Sob outro âmbito, importa destacar que a legislação pátria proíbe a suspensão do fornecimento de serviços de utilização compulsória para o consumidor.

Nesse sentido, a utilização dos serviços de fornecimento de água e remoção de dejetos prestados pela requerida são de utilização compulsória para o consumidor, ou seja, independem da vontade deste para serem prestados, pois assim dispõe o art. 8º caput da Lei Complementar Estadual n.º 04/75:

"Art. 8º. Todo o prédio, destinado a habitação ou para fins comerciais ou industriais, deverá ser ligado às redes de abastecimento de água e remoção de dejetos, quando a exploração dos sistemas for estadual, municipal ou concedida".

No mesmo diapasão, destaca o art.7º da Lei Complementar n.º 33.641/77:

"Art. 7º. Todos os prédios residenciais, comerciais, industriais ou instalações em logradouros públicos, localizados em áreas servidas por Sistema de Abastecimento de Água e por Sistema de Coleta de Esgotos, serão obrigados a fazer as respectivas ligações aos sistemas, aterrando os poços ou fossas existentes."

Esta "compulsoriedade" atribuída pelo legislador aos serviços de fornecimento de água e remoção de dejetos nos trazem duas conclusões interessantes à presente demanda.

A primeira refere-se à indispensabilidade da água para a manutenção da saúde do usuário e de toda a coletividade, posto que o fim destas normas é propiciar a todos os cidadãos, até mesmo contra a sua vontade, uma condição de dignidade humana advinda do saneamento básico.

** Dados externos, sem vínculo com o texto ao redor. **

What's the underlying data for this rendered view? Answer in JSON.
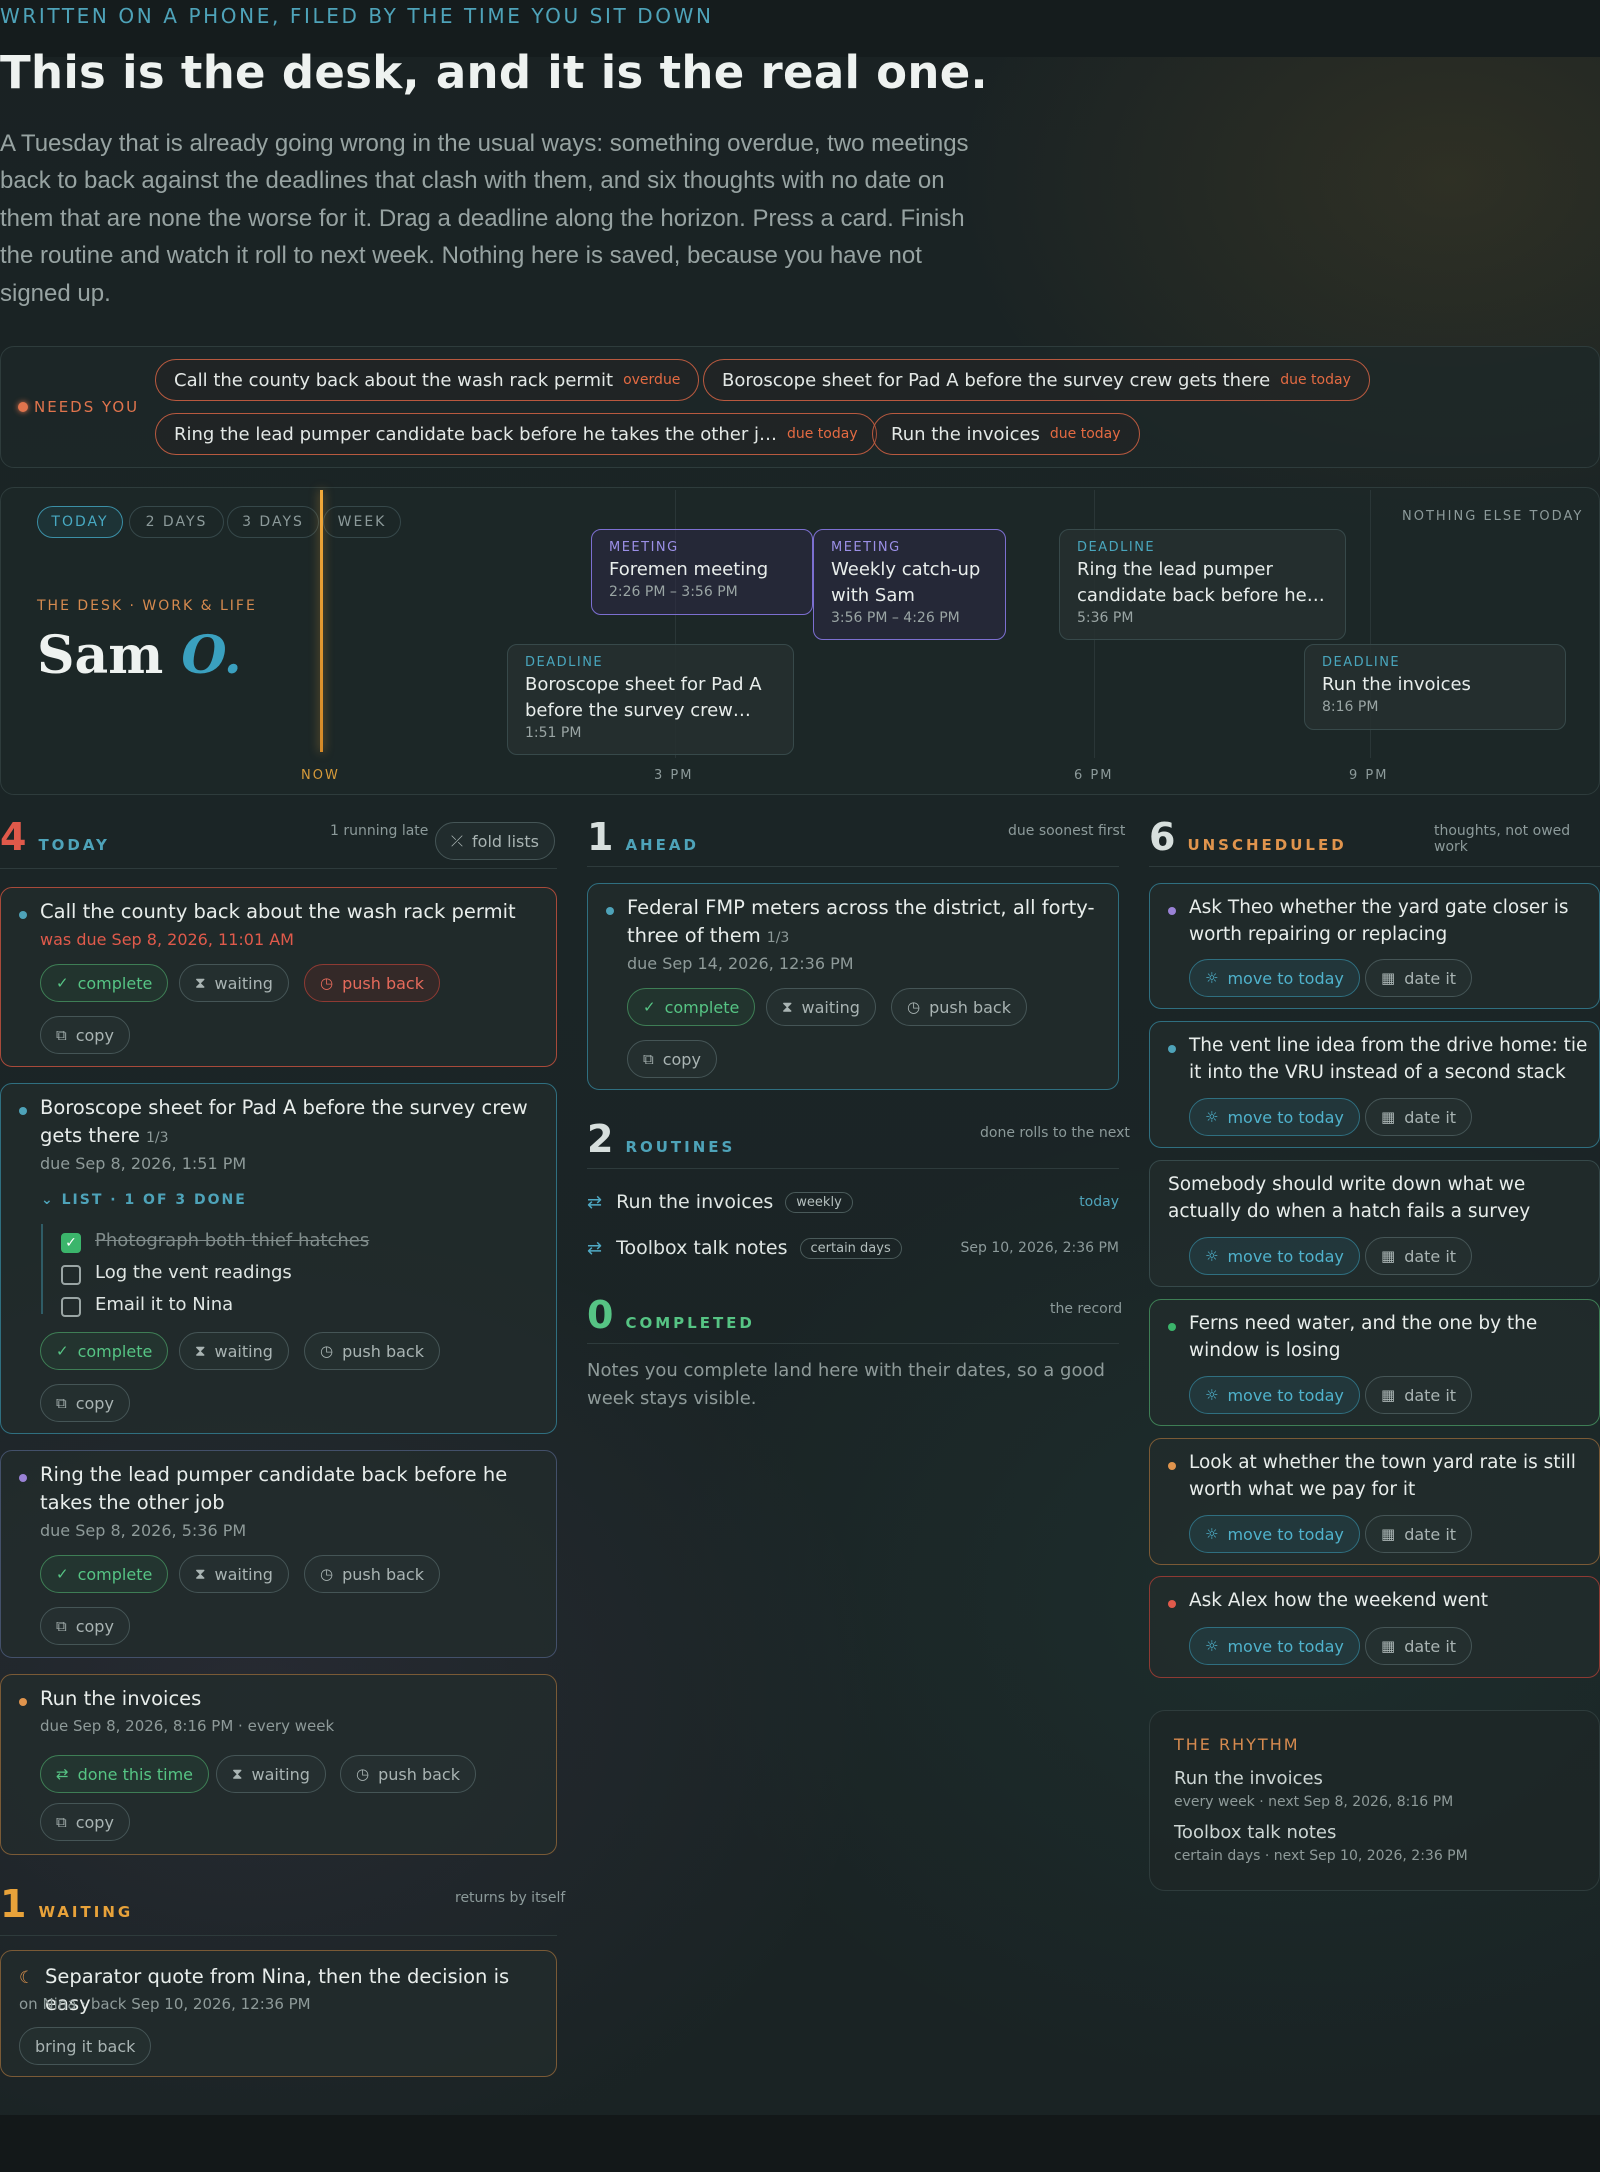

Já a segunda refere-se a incoerência lógica existente entre a obrigatoriedade do serviço e a possibilidade de suspensão do mesmo diante do simples inadimplemento do usuário, posto que tal obrigatoriedade, imposta para que prevaleça o interesse público sobre o privado, pode ser invalidada pela possibilidade da suspensão, o que beneficia exclusivamente a empresa prestadora do serviço.

Assim, volvemos a frisar que estamos diante da estarrecedora possibilidade de virem a se propagar doenças altamente contagiosas e letais (cólera e hepatite entre elas) em razão da política adotada pela SANEPAR para cobrança de seus serviços.

Se tal atitude não for coibida, número cada vez maior de pessoas deixará de ter acesso a um dos mais elementares benefícios da sociedade contemporânea: a água tratada.

Ressaltar que tais doenças poderão não apenas se restringir às regiões mais pobres das cidades, como também poderão atingir caráter epidêmico, atingindo tanto aqueles que não podem quanto os que podem pagar em dia suas contas de água.

Inegável, portanto, o interesse público (inclusive daqueles que jamais atrasaram sequer um talão de água) na determinação judicial de cessação da prática ilegal e nociva.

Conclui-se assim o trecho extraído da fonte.